Friday, July 29, 2016

The job growth rate for university chemistry teachers is faster than that of chemists?

A weird conundrum - the Bureau of Labor Statistics, as many of you know, issues employment projections every two years.

You know that chemist positions are expected to increase 3% between 2014 and 2024; this is well-below the 7% expected for all positions in the US labor economy.

As many of you know, chemistry professors are not included in that number for "chemists". They're defined as "chemistry teachers, postsecondary." What I did not know until yesterday: these positions are expected to increase by 15% from 2014 to 2024.

Of course, this projection cannot be taken in isolation. We do not know the projected wages for the positions, whether they are all full-time tenure-track positions at research universities (extremely unlikely) or if they're mostly adjunct positions (quite possible.) Also, these are projections - and these projections have certainly not borne out for chemists for the last 15 years.

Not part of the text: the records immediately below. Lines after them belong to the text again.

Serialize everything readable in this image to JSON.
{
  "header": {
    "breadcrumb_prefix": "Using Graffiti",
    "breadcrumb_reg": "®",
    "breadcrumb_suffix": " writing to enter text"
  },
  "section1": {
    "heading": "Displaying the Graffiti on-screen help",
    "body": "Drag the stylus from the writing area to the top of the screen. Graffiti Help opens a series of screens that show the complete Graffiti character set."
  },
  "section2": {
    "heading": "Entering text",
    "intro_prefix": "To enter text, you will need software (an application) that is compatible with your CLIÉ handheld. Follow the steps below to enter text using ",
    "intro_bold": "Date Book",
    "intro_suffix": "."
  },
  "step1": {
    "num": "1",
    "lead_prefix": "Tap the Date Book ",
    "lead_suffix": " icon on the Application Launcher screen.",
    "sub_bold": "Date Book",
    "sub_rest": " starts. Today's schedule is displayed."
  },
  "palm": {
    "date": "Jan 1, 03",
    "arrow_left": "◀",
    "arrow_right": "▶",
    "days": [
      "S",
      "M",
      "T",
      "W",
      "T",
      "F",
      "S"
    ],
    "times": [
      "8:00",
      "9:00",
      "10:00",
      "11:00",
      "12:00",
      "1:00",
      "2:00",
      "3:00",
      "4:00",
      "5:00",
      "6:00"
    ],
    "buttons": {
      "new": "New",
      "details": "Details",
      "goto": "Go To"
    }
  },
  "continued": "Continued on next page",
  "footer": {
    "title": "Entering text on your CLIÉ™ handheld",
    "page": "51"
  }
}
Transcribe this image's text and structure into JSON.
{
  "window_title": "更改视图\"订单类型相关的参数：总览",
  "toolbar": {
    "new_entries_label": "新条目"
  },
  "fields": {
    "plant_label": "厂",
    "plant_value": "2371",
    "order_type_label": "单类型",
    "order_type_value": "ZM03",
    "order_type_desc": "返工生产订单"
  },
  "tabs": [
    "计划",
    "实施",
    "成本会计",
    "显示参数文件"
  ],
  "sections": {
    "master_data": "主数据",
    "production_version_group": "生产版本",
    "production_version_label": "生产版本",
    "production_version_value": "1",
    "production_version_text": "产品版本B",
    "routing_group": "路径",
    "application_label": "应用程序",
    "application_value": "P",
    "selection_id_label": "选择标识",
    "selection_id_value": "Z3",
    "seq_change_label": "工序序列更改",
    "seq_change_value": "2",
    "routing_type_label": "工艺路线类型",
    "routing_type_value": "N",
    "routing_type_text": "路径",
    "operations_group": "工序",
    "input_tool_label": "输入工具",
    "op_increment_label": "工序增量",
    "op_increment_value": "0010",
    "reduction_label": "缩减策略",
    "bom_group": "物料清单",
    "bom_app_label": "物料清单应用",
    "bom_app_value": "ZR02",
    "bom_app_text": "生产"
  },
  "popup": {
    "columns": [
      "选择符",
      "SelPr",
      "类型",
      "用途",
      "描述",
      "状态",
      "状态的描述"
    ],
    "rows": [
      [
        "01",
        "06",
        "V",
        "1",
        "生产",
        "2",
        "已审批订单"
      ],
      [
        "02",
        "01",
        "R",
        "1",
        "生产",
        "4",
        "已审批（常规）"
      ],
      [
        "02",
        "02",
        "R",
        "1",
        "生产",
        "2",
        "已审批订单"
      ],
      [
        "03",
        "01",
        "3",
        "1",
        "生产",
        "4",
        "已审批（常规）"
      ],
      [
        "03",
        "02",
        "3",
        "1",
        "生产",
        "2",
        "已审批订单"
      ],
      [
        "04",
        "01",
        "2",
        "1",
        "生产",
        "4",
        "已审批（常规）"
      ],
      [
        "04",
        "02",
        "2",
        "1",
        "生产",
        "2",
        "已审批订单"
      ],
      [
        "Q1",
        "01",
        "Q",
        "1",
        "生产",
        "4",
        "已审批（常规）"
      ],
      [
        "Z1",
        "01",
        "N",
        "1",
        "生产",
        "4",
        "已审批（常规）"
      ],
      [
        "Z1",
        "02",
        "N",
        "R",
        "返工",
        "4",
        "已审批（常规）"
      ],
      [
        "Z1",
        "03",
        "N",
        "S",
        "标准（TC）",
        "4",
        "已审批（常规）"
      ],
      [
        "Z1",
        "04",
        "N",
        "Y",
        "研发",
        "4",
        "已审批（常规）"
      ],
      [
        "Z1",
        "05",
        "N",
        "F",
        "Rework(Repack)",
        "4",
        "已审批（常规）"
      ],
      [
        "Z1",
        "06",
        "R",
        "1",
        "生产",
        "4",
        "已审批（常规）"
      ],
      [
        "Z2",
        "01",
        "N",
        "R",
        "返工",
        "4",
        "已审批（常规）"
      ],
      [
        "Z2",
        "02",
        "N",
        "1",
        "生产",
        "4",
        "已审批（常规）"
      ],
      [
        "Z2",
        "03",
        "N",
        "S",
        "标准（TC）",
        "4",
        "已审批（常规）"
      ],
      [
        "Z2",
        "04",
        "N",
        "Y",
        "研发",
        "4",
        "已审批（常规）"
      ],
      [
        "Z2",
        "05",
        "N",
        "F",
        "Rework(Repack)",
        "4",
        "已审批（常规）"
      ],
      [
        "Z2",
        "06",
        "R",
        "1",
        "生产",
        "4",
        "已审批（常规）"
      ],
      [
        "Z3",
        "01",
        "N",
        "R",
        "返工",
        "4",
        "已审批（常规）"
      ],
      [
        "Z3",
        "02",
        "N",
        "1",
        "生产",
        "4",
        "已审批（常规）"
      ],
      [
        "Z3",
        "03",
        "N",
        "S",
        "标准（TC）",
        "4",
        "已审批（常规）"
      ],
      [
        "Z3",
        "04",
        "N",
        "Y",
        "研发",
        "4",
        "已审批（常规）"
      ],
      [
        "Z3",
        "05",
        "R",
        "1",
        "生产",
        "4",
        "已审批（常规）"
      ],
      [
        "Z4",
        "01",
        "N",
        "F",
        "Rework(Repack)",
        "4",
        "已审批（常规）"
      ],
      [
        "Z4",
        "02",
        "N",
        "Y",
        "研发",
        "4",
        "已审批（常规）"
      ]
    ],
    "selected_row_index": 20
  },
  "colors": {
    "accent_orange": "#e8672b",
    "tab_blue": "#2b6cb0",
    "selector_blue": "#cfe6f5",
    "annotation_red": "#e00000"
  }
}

So - does anyone have an answer for this? I think it's quite a little puzzle. 

14 comments:

  1. I'll bet they are mostly adjunct. Not sure what the statistics for chemistry-only are, but overall adjuncts are now teaching > 76% of all college classes (US). Yet they make only ca. $1K per credit hour per semester (do I have that right?). As a result the average adjunct annual salary is $20-25K. Think about that when you go to write that check to pay for your kid's college tuition - like I am doing now. Colleges and universities are squeezing every penny they can get out the teaching staff and students/parents.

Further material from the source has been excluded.